Laparoscopic cholecystectomy for biliary dyskinesia: correlation of preoperative cholecystokinin cholescintigraphy results with postoperative outcome
- PMID: 15054652
- DOI: 10.1007/s00464-003-8145-6
Laparoscopic cholecystectomy for biliary dyskinesia: correlation of preoperative cholecystokinin cholescintigraphy results with postoperative outcome
Abstract
Background: A gallbladder ejection fraction (EF) on cholescintigraphy of less than 35% after cholecystokinin (CCK) has been considered to be pathophysiologic and an indication for laparoscopic cholecystectomy (LC).
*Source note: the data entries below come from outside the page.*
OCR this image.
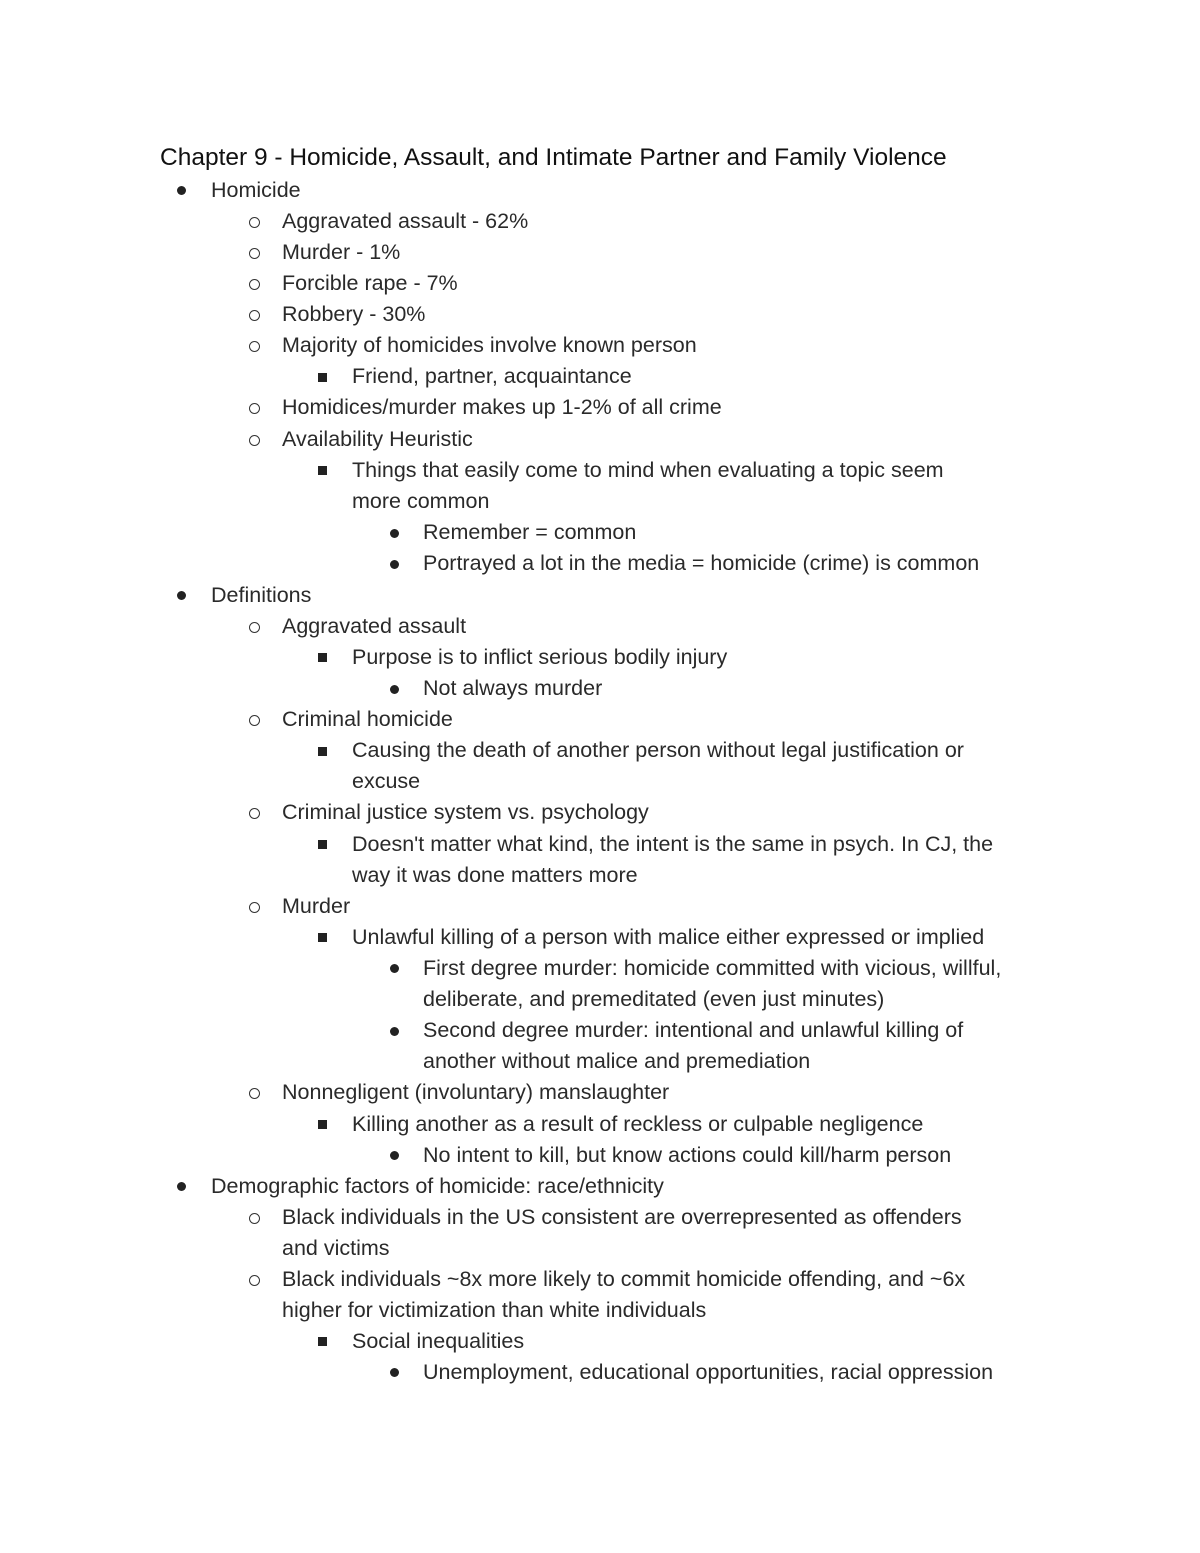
Chapter 9 - Homicide, Assault, and Intimate Partner and Family Violence
Homicide
Aggravated assault - 62%
Murder - 1%
Forcible rape - 7%
Robbery - 30%
Majority of homicides involve known person
Friend, partner, acquaintance
Homidices/murder makes up 1-2% of all crime
Availability Heuristic
Things that easily come to mind when evaluating a topic seem
more common
Remember = common
Portrayed a lot in the media = homicide (crime) is common
Definitions
Aggravated assault
Purpose is to inflict serious bodily injury
Not always murder
Criminal homicide
Causing the death of another person without legal justification or
excuse
Criminal justice system vs. psychology
Doesn't matter what kind, the intent is the same in psych. In CJ, the
way it was done matters more
Murder
Unlawful killing of a person with malice either expressed or implied
First degree murder: homicide committed with vicious, willful,
deliberate, and premeditated (even just minutes)
Second degree murder: intentional and unlawful killing of
another without malice and premediation
Nonnegligent (involuntary) manslaughter
Killing another as a result of reckless or culpable negligence
No intent to kill, but know actions could kill/harm person
Demographic factors of homicide: race/ethnicity
Black individuals in the US consistent are overrepresented as offenders
and victims
Black individuals ~8x more likely to commit homicide offending, and ~6x
higher for victimization than white individuals
Social inequalities
Unemployment, educational opportunities, racial oppression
Methods: All patients undergoing LC for biliary dyskinesia between 1994 and 2001 were prospectively entered into a database. These patients were retrospectively evaluated with regard to demographics, the number of preoperative studies obtained, postoperative symptoms, and the number of postoperative studies obtained.
Results: Sixty patients underwent LC for biliary dyskinesia. The mean gallbladder EF was 14%, and 75% of patients were asymptomatic postoperatively. Persistent symptoms prompted further investigation in 6% of patients with a gallbladder EF <14% and in 35% of patients with an EF between 14 and 35% (p = 0.05).
Conclusion: Laparoscopic cholecystectomy alleviated symptoms in 94% of patients with a gallbladder EF <14% after CCK injection. The diagnostic significance of a preoperative CCK cholescintigram (EF 14-35%) needs further investigation.